Euphoria fading but Deutsche Hypo scheduled to go long
Deutsche Hypothekenbank has mandated for a seven year mortgage Pfandbrief that is expected to be launched tomorrow (Tuesday), with the covered bond pipeline otherwise thin amid a muted start to the week. NAB raised $1.5bn in a tap and new FRN on Thursday.
The only FIG supply in the market today is a two year senior unsecured benchmark for Spain’s Banco Bilbao Vizcaya Argentaria that will be priced at 325bp over mid-swaps, in line with guidance, via BBVA, Commerzbank, Credit Suisse, JP Morgan and Natixis.
A syndicate official noted that although the euphoria that followed announcements of the ECB’s sovereign bond buying programme and further quantitative easing by the Federal Reserve had already began to fade last week, primary market activity had continued to be strong, but that this may be changing.
“With the fading in bullishness it seems we are getting tired of the strong momentum in recent weeks and reality is catching up,” he said. “New catalysts are required to support an ongoing rally.”
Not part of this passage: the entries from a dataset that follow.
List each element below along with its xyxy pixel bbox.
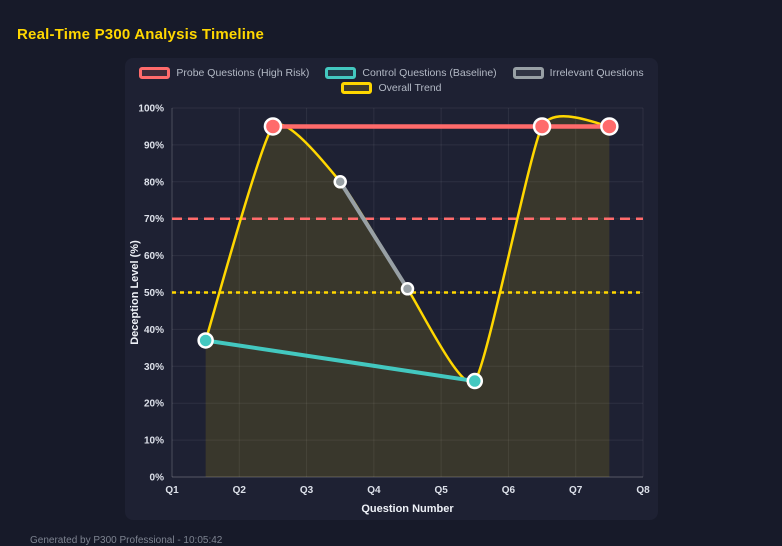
- data-point-control-questions-baseline[interactable]: [466, 372, 484, 390]
- x-tick-label: Q3: [300, 485, 314, 496]
- legend-item-control-questions-baseline[interactable]: Control Questions (Baseline): [325, 67, 497, 79]
- trend-area-fill: [205, 116, 610, 478]
- y-tick-label: 30%: [144, 362, 164, 373]
- x-tick-label: Q6: [502, 485, 516, 496]
- y-tick-label: 50%: [144, 288, 164, 299]
- legend-label: Control Questions (Baseline): [362, 67, 497, 79]
- x-tick-label: Q8: [636, 485, 650, 496]
- y-tick-label: 100%: [138, 104, 164, 115]
- page-title: Real-Time P300 Analysis Timeline: [17, 26, 265, 43]
- chart-panel: Probe Questions (High Risk) Control Quest…: [125, 58, 658, 520]
- data-point-irrelevant-questions[interactable]: [333, 175, 347, 189]
- legend-swatch: [512, 67, 544, 79]
- data-point-irrelevant-questions[interactable]: [400, 282, 415, 296]
- legend-swatch: [341, 82, 373, 94]
- data-point-probe-questions-high-risk[interactable]: [532, 117, 552, 136]
- legend-swatch: [325, 67, 357, 79]
- x-tick-label: Q5: [434, 485, 448, 496]
- x-tick-label: Q4: [367, 485, 381, 496]
- legend-item-probe-questions-high-risk[interactable]: Probe Questions (High Risk): [139, 67, 309, 79]
- y-tick-label: 0%: [150, 473, 165, 484]
- legend-item-irrelevant-questions[interactable]: Irrelevant Questions: [512, 67, 644, 79]
- data-point-control-questions-baseline[interactable]: [197, 332, 214, 349]
- y-tick-label: 70%: [144, 214, 164, 225]
- y-tick-label: 80%: [144, 177, 164, 188]
- legend-item-overall-trend[interactable]: Overall Trend: [341, 82, 442, 94]
- data-point-probe-questions-high-risk[interactable]: [263, 117, 283, 136]
- legend-label: Overall Trend: [378, 82, 442, 94]
- x-axis-title: Question Number: [361, 503, 454, 515]
- legend-label: Irrelevant Questions: [549, 67, 644, 79]
- y-tick-label: 60%: [144, 251, 164, 262]
- footer-text: Generated by P300 Professional - 10:05:4…: [30, 535, 223, 546]
- x-tick-label: Q1: [165, 485, 179, 496]
- y-axis-title: Deception Level (%): [129, 240, 141, 345]
- y-tick-label: 40%: [144, 325, 164, 336]
- series-line-irrelevant-questions[interactable]: [338, 179, 410, 291]
- y-tick-label: 90%: [144, 140, 164, 151]
- y-tick-label: 20%: [144, 399, 164, 410]
- x-tick-label: Q2: [233, 485, 247, 496]
- data-point-probe-questions-high-risk[interactable]: [600, 117, 619, 136]
- legend-label: Probe Questions (High Risk): [176, 67, 310, 79]
- x-tick-label: Q7: [569, 485, 583, 496]
- chart-canvas[interactable]: 0% 10% 20% 30% 40% 50% 60% 70% 80% 90% 100% Q1 Q2 Q3 Q…: [125, 58, 658, 520]
- chart-legend: Probe Questions (High Risk) Control Quest…: [125, 67, 658, 94]
- series-line-control-questions-baseline[interactable]: [203, 338, 477, 384]
- y-tick-label: 10%: [144, 436, 164, 447]
- legend-swatch: [139, 67, 171, 79]
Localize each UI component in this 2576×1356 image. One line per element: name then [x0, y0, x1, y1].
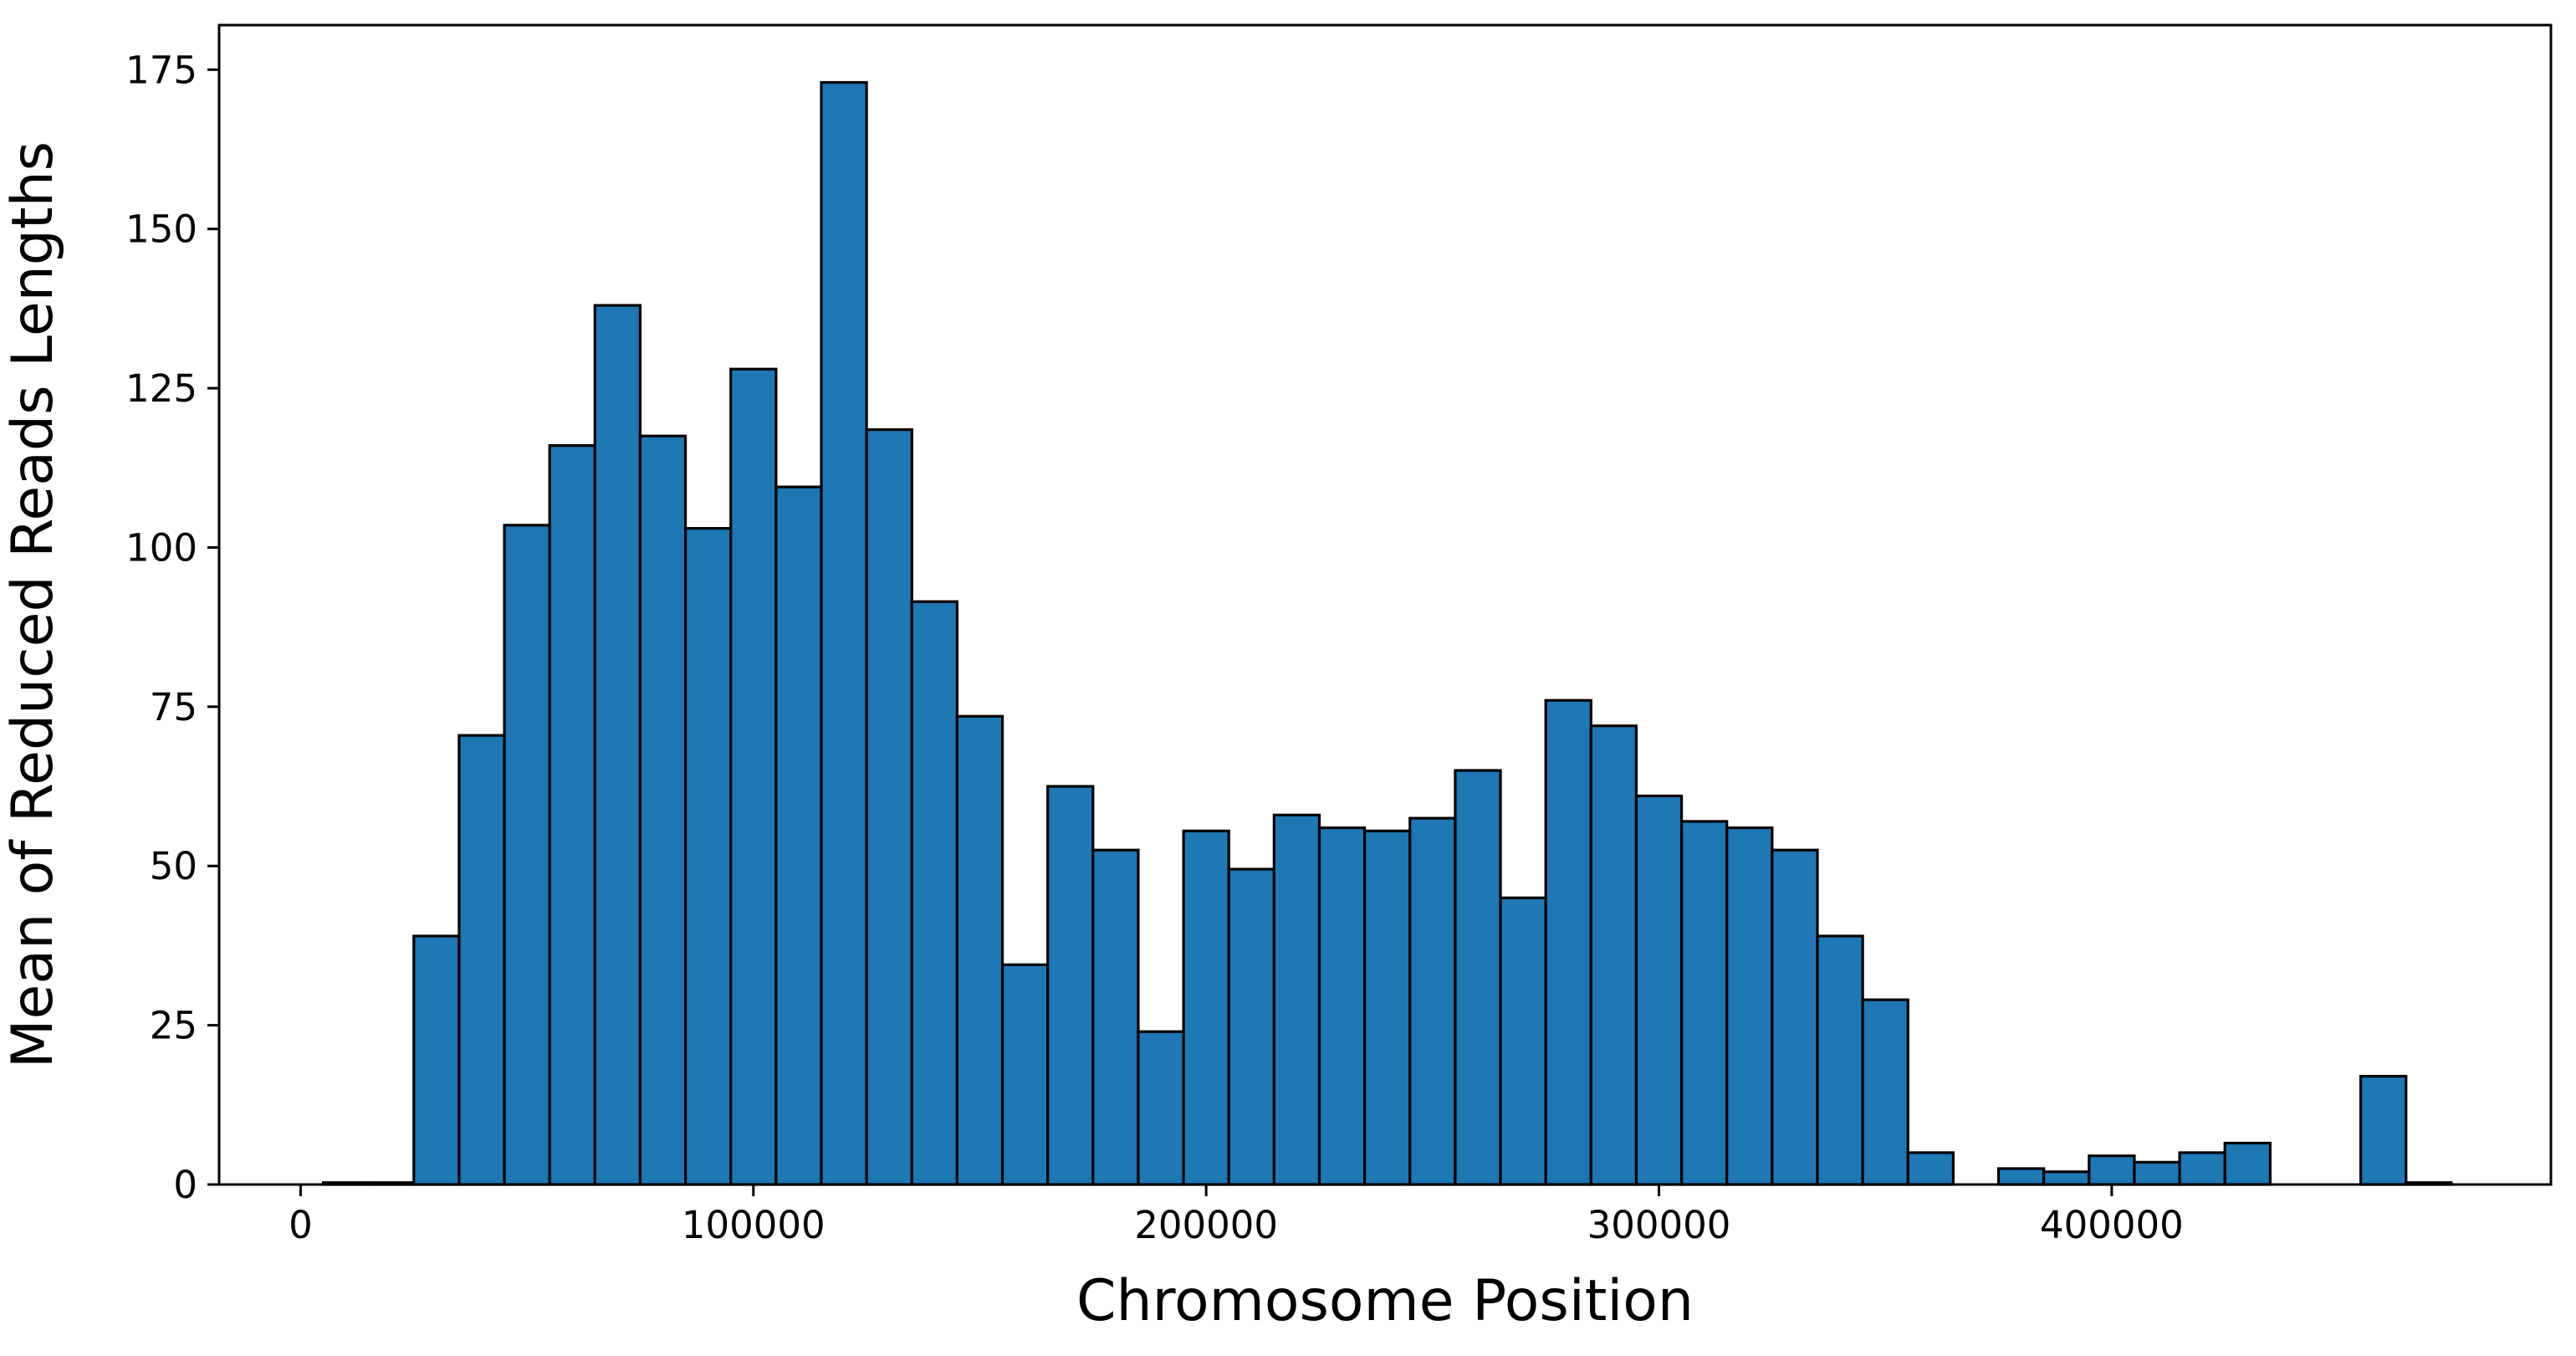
histogram-bar: [2133, 1160, 2181, 1186]
x-axis-label: Chromosome Position: [1076, 1268, 1694, 1334]
y-tick-label: 175: [125, 48, 197, 92]
histogram-bar: [1137, 1030, 1185, 1186]
histogram-bar: [683, 527, 733, 1186]
x-tick-label: 200000: [1134, 1203, 1278, 1247]
histogram-bar: [1272, 813, 1321, 1186]
histogram-bar: [955, 714, 1004, 1186]
y-axis-ticks: 0 25 50 75 100 125 150 175: [125, 48, 219, 1207]
histogram-bar: [865, 427, 913, 1186]
histogram-bar: [638, 434, 687, 1186]
histogram-bar: [910, 600, 959, 1186]
histogram-bar: [1227, 867, 1275, 1186]
histogram-bar: [774, 485, 823, 1186]
histogram-bar: [1408, 816, 1457, 1186]
histogram-bar: [503, 524, 551, 1186]
histogram-bar: [1679, 820, 1729, 1186]
y-tick-label: 25: [150, 1004, 197, 1048]
x-tick-label: 300000: [1587, 1203, 1731, 1247]
histogram-bar: [2178, 1151, 2226, 1186]
y-tick-label: 125: [125, 366, 197, 411]
histogram-bar: [412, 934, 461, 1186]
histogram-bar: [1182, 829, 1230, 1186]
histogram-bar: [2359, 1074, 2408, 1186]
bars-group: [321, 80, 2453, 1186]
plot-frame: [217, 23, 2553, 1186]
histogram-bar: [1499, 896, 1547, 1186]
histogram-bar: [820, 80, 868, 1186]
histogram-bar: [1454, 769, 1502, 1186]
histogram-bar: [1725, 826, 1774, 1186]
histogram-bar: [1771, 848, 1819, 1186]
y-tick-label: 100: [125, 525, 197, 570]
histogram-bar: [548, 444, 596, 1186]
y-tick-label: 75: [150, 685, 197, 729]
histogram-bar: [2042, 1170, 2091, 1186]
histogram-bar: [1634, 794, 1684, 1186]
histogram-bar: [1363, 829, 1412, 1186]
y-tick-label: 150: [125, 207, 197, 252]
histogram-bar: [2088, 1154, 2136, 1186]
histogram-bar: [1861, 998, 1909, 1186]
histogram-bar: [729, 367, 778, 1186]
histogram-bar: [593, 304, 642, 1186]
y-tick-label: 0: [173, 1163, 197, 1207]
histogram-bar: [2223, 1141, 2272, 1186]
x-tick-label: 100000: [682, 1203, 825, 1247]
histogram-bar: [1589, 724, 1638, 1186]
x-tick-label: 0: [289, 1203, 313, 1247]
x-axis-ticks: 0 100000 200000 300000 400000: [289, 1185, 2184, 1247]
y-axis-label: Mean of Reduced Reads Lengths: [0, 141, 66, 1068]
x-tick-label: 400000: [2040, 1203, 2184, 1247]
histogram-bar: [1046, 785, 1095, 1186]
histogram-bar: [1000, 963, 1050, 1186]
histogram-bar: [1317, 826, 1367, 1186]
histogram-bar: [1996, 1167, 2046, 1186]
histogram-bar: [1816, 934, 1864, 1186]
histogram-bar: [1906, 1151, 1955, 1186]
histogram-bar: [1091, 848, 1140, 1186]
histogram-bar: [1544, 698, 1592, 1186]
y-tick-label: 50: [150, 844, 197, 888]
histogram-bar: [457, 734, 506, 1186]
Syndicate bankers said markets opened weaker this morning, and that the pipeline looked thin, with a few events scheduled for this week that market participants will be focussing on, such as the release on Friday of results from a stress test of Spanish banks and a new structural reform programme for the country.
A syndicate official said that positive sentiment last week spurred some secondary market switching into riskier assets, but that market behaviour seemed more cautious so far this week.
“The market isn’t as euphoric as it was a couple of weeks ago,” he said.
However, another syndicate banker said he had heard anecdotal evidence of some market participants lightening up positions in anticipation of new issuance, and that core paper had been underperforming.
Deutsche Hypo has mandated BayernLB, DekaBank, DZ bank, NordLB and UniCredit to lead manage a Eu500m no-grow seven year mortgage Pfandbrief that is expected to hit the market tomorrow.
A new issue with that maturity would be the bank’s longest dated covered bond, according to a syndicate official away from the leads. He said that June 2017s were trading at 1bp through mid-swaps, and a May 2016 at around 4bp through.
The issuer last came to the market at the beginning of August with a Eu250m tap of its June 2017s to take the total deal size to Eu750m.
National Australia Bank sold $1.5bn (Eu1.16bn/A$1.43bn) of covered bonds on Thursday, increasing a 2017 fixed rate issue by $1.25bn and adding a new, $250m five year floating rate note.
The fixed rate tranche was sold at 78.9bp over US Treasuries, equivalent to mid-swaps plus 72bp following guidance of 72bp-74bp over. The pricing compares with a spread of 100bp over when the deal was first launched in mid-June for $1.25bn. The floating rate note was priced at 72bp over Libor.
Citigroup, National Australia Bank and TD Securities were joint leads.
A syndicate banker away from the leads said the large size of the tap demonstrates the strength of the triple-A market, and covered bonds in particular, and that demand is strong while supply lacking.